Юра Пазон служил вместе с Митькой Дудкой в армии. В последний раз он видел Митьку перед самой войной. Митька уехал на соревнование по волейболу в Перемышль, а тут война началась…
Пазона ранили, когда наши войска отходили от границы. Он попал в госпиталь, в Таганрог, у него было тяжелое ранение ноги. После госпиталя его оставили на излечение дома. Валя Дудка часто навещала его в госпитале, а когда он выписался, то сам стал приходить к ним.
Володя все это хорошо знал.
«Вести с любимой Родины»… Наверное, это он! Он — Юра!.. И его товарищи!»
— Ну, где же твои стихи? — спросил Пазон уже приветливее.
Чуть запинаясь от волнения, Володя стал читать. Стихи и Вале, а главное, Пазону понравились.
— А можно, я буду стихи для вас писать? — неожиданно выпалил Вовка.
— Для кого это — для нас? — снова насторожился Пазон.
— А ты будто не знаешь? — Володя старался ответить как можно «умнее», осторожнее, как настоящий подпольщик.
— Тебе сколько лет? — спросил Юра.
— Четырнадцать. — Если бы не Валя, соврал, наверное бы.
— Да… — многозначительно промолвил Пазон.
Обида захлестнула Володю.
— Да что я, маленький?.. Сам мои стихи похвалил…
— А стихи о пионерском галстуке написать можешь? — неожиданно спросил Пазон.
— Смогу…
— Хорошо, напиши стихи и передай Вале… А эти мне можешь дать? — снова спросил Пазон.
— Конечно…
— Только смотри!.. Никому об этом ни слова!
— Могила! — пообещал Вовка.
Иногда Ксеня и Вовка ходили на Стахановский. Старались бывать там пореже. Неловко. Мать Михаила, Анастасия Сидоровна, никогда не отпустит, прежде чем не накормит картошкой, соленьем. Анастасия Сидоровна, Максим и Нина Путивцевы тоже жили трудно. Кое-что дали им осенью приусадебные участки, что-то в магазинах получили перед отступлением наших, но ртов у них больше: Максим, Фекла, Нина, Анастасия Сидоровна да трое деток. Семеро душ.

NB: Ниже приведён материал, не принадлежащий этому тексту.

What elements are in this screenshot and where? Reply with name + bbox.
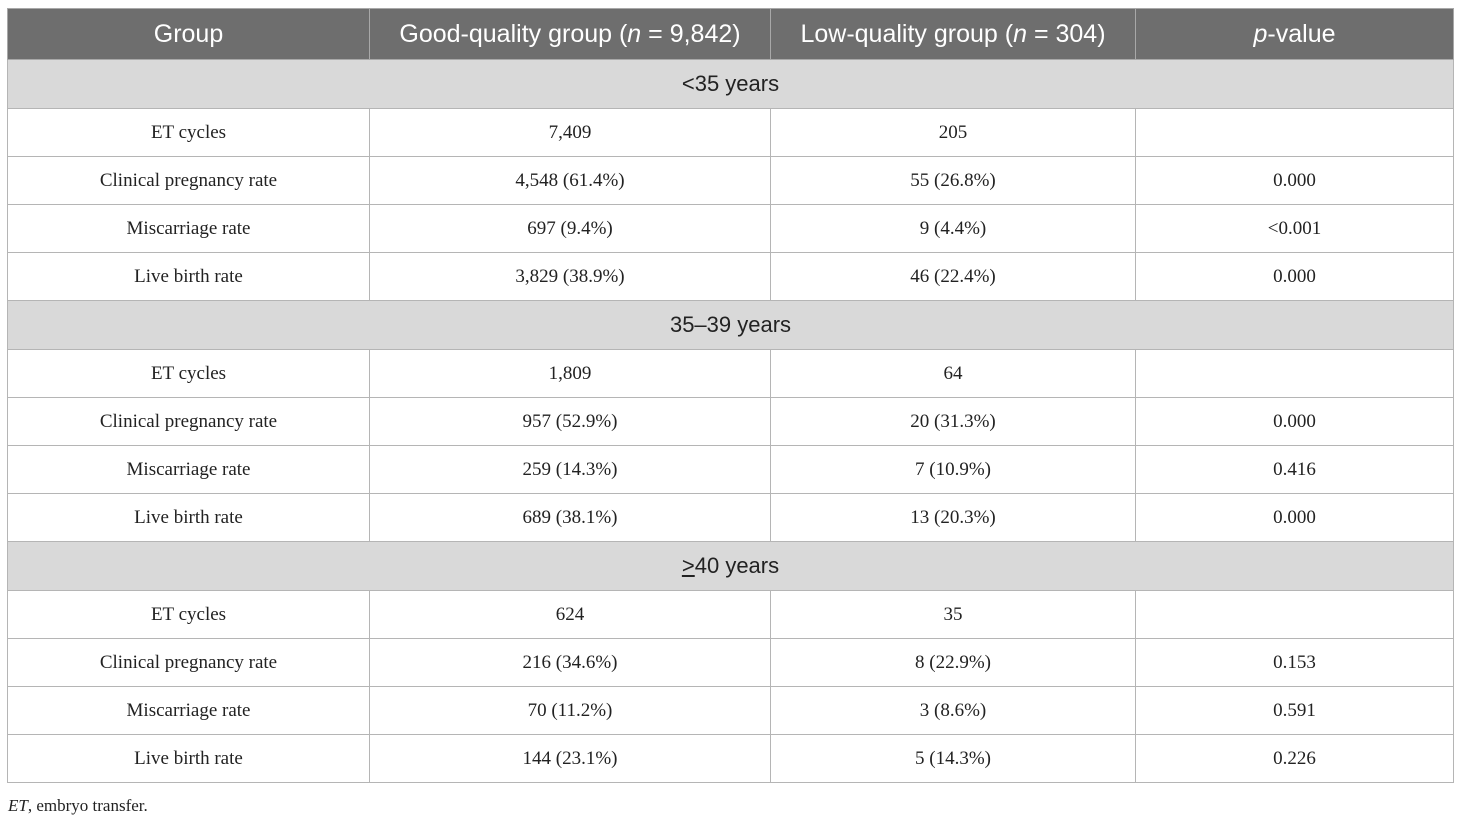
table-row: Live birth rate 3,829 (38.9%) 46 (22.4%)… xyxy=(7,252,1454,301)
p-value xyxy=(1135,349,1454,398)
results-table: Group Good-quality group (n = 9,842) Low… xyxy=(7,8,1454,783)
row-label: Live birth rate xyxy=(7,252,370,301)
table-row: Miscarriage rate 697 (9.4%) 9 (4.4%) <0.… xyxy=(7,204,1454,253)
table-row: ET cycles 7,409 205 xyxy=(7,108,1454,157)
p-value: 0.416 xyxy=(1135,445,1454,494)
low-quality-value: 5 (14.3%) xyxy=(770,734,1136,783)
p-value xyxy=(1135,108,1454,157)
header-low-quality: Low-quality group (n = 304) xyxy=(770,8,1136,60)
section-row-under-35: <35 years xyxy=(7,59,1454,109)
good-quality-value: 216 (34.6%) xyxy=(369,638,771,687)
row-label: ET cycles xyxy=(7,349,370,398)
low-quality-value: 35 xyxy=(770,590,1136,639)
low-quality-value: 46 (22.4%) xyxy=(770,252,1136,301)
p-value xyxy=(1135,590,1454,639)
good-quality-value: 144 (23.1%) xyxy=(369,734,771,783)
table-row: Clinical pregnancy rate 4,548 (61.4%) 55… xyxy=(7,156,1454,205)
row-label: Clinical pregnancy rate xyxy=(7,638,370,687)
header-group: Group xyxy=(7,8,370,60)
header-row: Group Good-quality group (n = 9,842) Low… xyxy=(7,8,1454,60)
low-quality-value: 55 (26.8%) xyxy=(770,156,1136,205)
low-quality-value: 205 xyxy=(770,108,1136,157)
good-quality-value: 70 (11.2%) xyxy=(369,686,771,735)
p-value: 0.000 xyxy=(1135,156,1454,205)
row-label: Clinical pregnancy rate xyxy=(7,156,370,205)
section-title-text: 40 years xyxy=(694,553,780,578)
header-p-value: p-value xyxy=(1135,8,1454,60)
table-row: Live birth rate 689 (38.1%) 13 (20.3%) 0… xyxy=(7,493,1454,542)
p-value: 0.153 xyxy=(1135,638,1454,687)
table-row: Clinical pregnancy rate 957 (52.9%) 20 (… xyxy=(7,397,1454,446)
table-row: ET cycles 1,809 64 xyxy=(7,349,1454,398)
low-quality-value: 64 xyxy=(770,349,1136,398)
row-label: Live birth rate xyxy=(7,734,370,783)
row-label: Live birth rate xyxy=(7,493,370,542)
good-quality-value: 259 (14.3%) xyxy=(369,445,771,494)
good-quality-value: 689 (38.1%) xyxy=(369,493,771,542)
p-value: <0.001 xyxy=(1135,204,1454,253)
p-value: 0.226 xyxy=(1135,734,1454,783)
section-row-35-39: 35–39 years xyxy=(7,300,1454,350)
section-title: 35–39 years xyxy=(7,300,1454,350)
table-row: Miscarriage rate 259 (14.3%) 7 (10.9%) 0… xyxy=(7,445,1454,494)
footnote-text: , embryo transfer. xyxy=(27,796,148,815)
good-quality-value: 3,829 (38.9%) xyxy=(369,252,771,301)
good-quality-value: 4,548 (61.4%) xyxy=(369,156,771,205)
low-quality-value: 7 (10.9%) xyxy=(770,445,1136,494)
good-quality-value: 957 (52.9%) xyxy=(369,397,771,446)
good-quality-value: 1,809 xyxy=(369,349,771,398)
table-row: Live birth rate 144 (23.1%) 5 (14.3%) 0.… xyxy=(7,734,1454,783)
low-quality-value: 3 (8.6%) xyxy=(770,686,1136,735)
table-row: Clinical pregnancy rate 216 (34.6%) 8 (2… xyxy=(7,638,1454,687)
row-label: Miscarriage rate xyxy=(7,204,370,253)
low-quality-value: 13 (20.3%) xyxy=(770,493,1136,542)
row-label: Miscarriage rate xyxy=(7,445,370,494)
good-quality-value: 624 xyxy=(369,590,771,639)
section-title: <35 years xyxy=(7,59,1454,109)
low-quality-value: 8 (22.9%) xyxy=(770,638,1136,687)
row-label: Miscarriage rate xyxy=(7,686,370,735)
p-value: 0.000 xyxy=(1135,493,1454,542)
row-label: ET cycles xyxy=(7,108,370,157)
greater-equal-sign: > xyxy=(681,553,695,578)
section-title: >40 years xyxy=(7,541,1454,591)
p-value: 0.591 xyxy=(1135,686,1454,735)
p-value: 0.000 xyxy=(1135,252,1454,301)
table-row: Miscarriage rate 70 (11.2%) 3 (8.6%) 0.5… xyxy=(7,686,1454,735)
table-row: ET cycles 624 35 xyxy=(7,590,1454,639)
good-quality-value: 7,409 xyxy=(369,108,771,157)
footnote-abbreviation: ET xyxy=(8,796,28,815)
low-quality-value: 9 (4.4%) xyxy=(770,204,1136,253)
row-label: ET cycles xyxy=(7,590,370,639)
row-label: Clinical pregnancy rate xyxy=(7,397,370,446)
header-good-quality: Good-quality group (n = 9,842) xyxy=(369,8,771,60)
low-quality-value: 20 (31.3%) xyxy=(770,397,1136,446)
table-footnote: ET, embryo transfer. xyxy=(8,796,148,816)
good-quality-value: 697 (9.4%) xyxy=(369,204,771,253)
section-row-40-plus: >40 years xyxy=(7,541,1454,591)
p-value: 0.000 xyxy=(1135,397,1454,446)
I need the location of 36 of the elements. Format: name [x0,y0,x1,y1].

Ну-ка, прокорми такую ораву!
Максим пытался было пройти в Солодовку, надеясь разжиться чем-нибудь у дядьки Мартына. Дядька Демка отступил с нашими. Но в Солодовку Максима немцы не пустили — фронт!

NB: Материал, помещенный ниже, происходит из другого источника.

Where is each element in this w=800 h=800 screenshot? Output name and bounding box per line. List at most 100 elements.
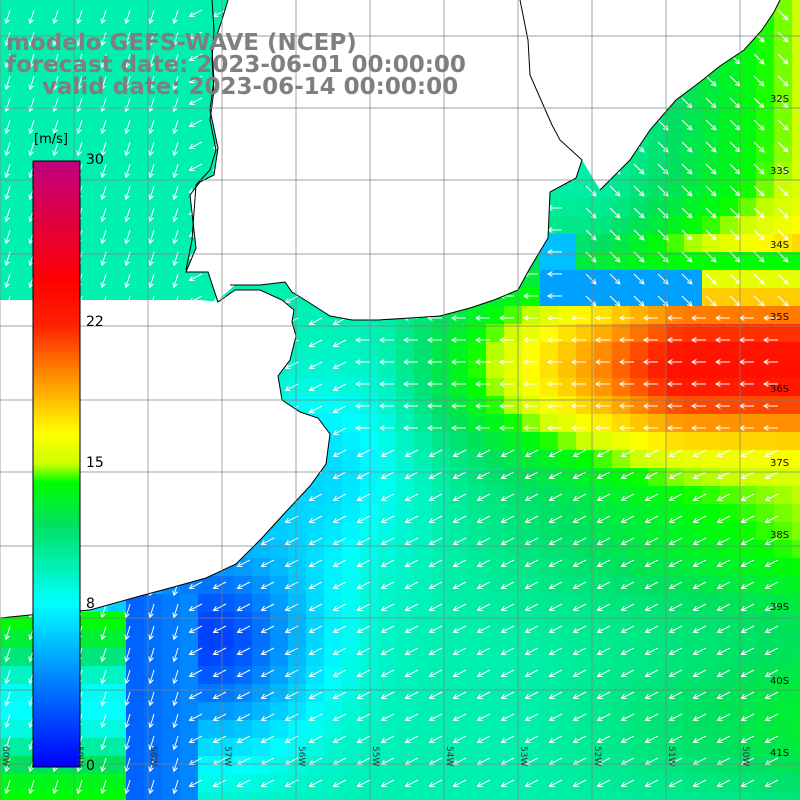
wind-arrow (428, 471, 443, 479)
wind-arrow (644, 647, 659, 655)
wind-arrow (498, 403, 514, 409)
model-title: modelo GEFS-WAVE (NCEP) (6, 30, 357, 56)
wind-cell (108, 54, 127, 73)
wind-cell (450, 594, 469, 613)
wind-cell (342, 360, 361, 379)
wind-cell (306, 306, 325, 325)
wind-cell (18, 54, 37, 73)
wind-cell (234, 720, 253, 739)
wind-arrow (762, 315, 778, 321)
wind-cell (486, 432, 505, 451)
wind-cell (612, 666, 631, 685)
wind-arrow (260, 691, 275, 699)
wind-cell (612, 792, 631, 800)
wind-cell (558, 756, 577, 775)
wind-cell (414, 576, 433, 595)
wind-cell (738, 270, 757, 289)
wind-cell (234, 612, 253, 631)
wind-arrow (124, 603, 131, 619)
wind-cell (558, 378, 577, 397)
wind-cell (774, 288, 793, 307)
wind-arrow (404, 669, 419, 677)
wind-arrow (172, 647, 179, 663)
wind-cell (36, 774, 55, 793)
wind-arrow (777, 273, 789, 285)
wind-cell (684, 198, 703, 217)
wind-cell (396, 342, 415, 361)
wind-arrow (452, 647, 467, 655)
wind-cell (396, 594, 415, 613)
wind-arrow (524, 669, 539, 677)
wind-cell (162, 666, 181, 685)
wind-arrow (356, 779, 371, 787)
wind-arrow (474, 403, 490, 409)
wind-cell (792, 396, 800, 415)
wind-arrow (404, 713, 419, 721)
wind-cell (36, 36, 55, 55)
wind-arrow (668, 471, 683, 479)
wind-cell (792, 666, 800, 685)
wind-cell (324, 666, 343, 685)
wind-arrow (633, 185, 645, 197)
wind-arrow (716, 669, 731, 677)
wind-cell (144, 234, 163, 253)
wind-cell (180, 90, 199, 109)
wind-cell (792, 234, 800, 253)
wind-arrow (777, 185, 789, 197)
wind-cell (774, 126, 793, 145)
wind-cell (558, 432, 577, 451)
wind-cell (324, 522, 343, 541)
wind-cell (720, 180, 739, 199)
wind-arrow (572, 713, 587, 721)
wind-arrow (596, 471, 611, 479)
wind-cell (738, 144, 757, 163)
wind-cell (540, 612, 559, 631)
wind-cell (774, 540, 793, 559)
wind-cell (792, 198, 800, 217)
wind-cell (414, 342, 433, 361)
wind-arrow (498, 425, 514, 431)
wind-arrow (524, 493, 539, 501)
wind-cell (486, 558, 505, 577)
wind-cell (522, 540, 541, 559)
wind-cell (774, 792, 793, 800)
wind-cell (792, 306, 800, 325)
wind-arrow (716, 757, 731, 765)
wind-cell (504, 630, 523, 649)
wind-cell (522, 756, 541, 775)
wind-cell (126, 234, 145, 253)
wind-cell (504, 342, 523, 361)
wind-arrow (570, 403, 586, 409)
wind-cell (144, 630, 163, 649)
wind-cell (324, 630, 343, 649)
wind-arrow (620, 625, 635, 633)
wind-cell (684, 378, 703, 397)
wind-cell (720, 234, 739, 253)
wind-arrow (260, 625, 275, 633)
wind-cell (738, 126, 757, 145)
wind-cell (792, 18, 800, 37)
wind-cell (558, 774, 577, 793)
wind-cell (324, 756, 343, 775)
wind-cell (702, 162, 721, 181)
wind-cell (108, 738, 127, 757)
wind-cell (756, 432, 775, 451)
wind-cell (288, 666, 307, 685)
wind-arrow (596, 625, 611, 633)
wind-cell (306, 648, 325, 667)
wind-arrow (740, 581, 755, 589)
wind-cell (36, 126, 55, 145)
wind-arrow (428, 713, 443, 721)
wind-arrow (172, 141, 179, 157)
wind-cell (720, 774, 739, 793)
wind-arrow (668, 779, 683, 787)
wind-cell (468, 594, 487, 613)
wind-arrow (188, 53, 203, 61)
wind-arrow (681, 119, 693, 131)
wind-cell (684, 504, 703, 523)
wind-cell (720, 702, 739, 721)
wind-cell (738, 198, 757, 217)
wind-arrow (764, 581, 779, 589)
wind-arrow (404, 779, 419, 787)
wind-arrow (28, 75, 35, 91)
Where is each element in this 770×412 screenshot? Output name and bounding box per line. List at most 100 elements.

Максим в последнее время выглядел совсем плохо. Одежда висела на нем как на вешалке… И кашель… Проклятый кашель… Ни днем, ни ночью покоя не давал.
Анастасия Сидоровна тоже выглядела плохо. Сильно она сдала, после того как в августе получила похоронку на Алексея. Но была она такой же подельчивой и доброй, как и до войны.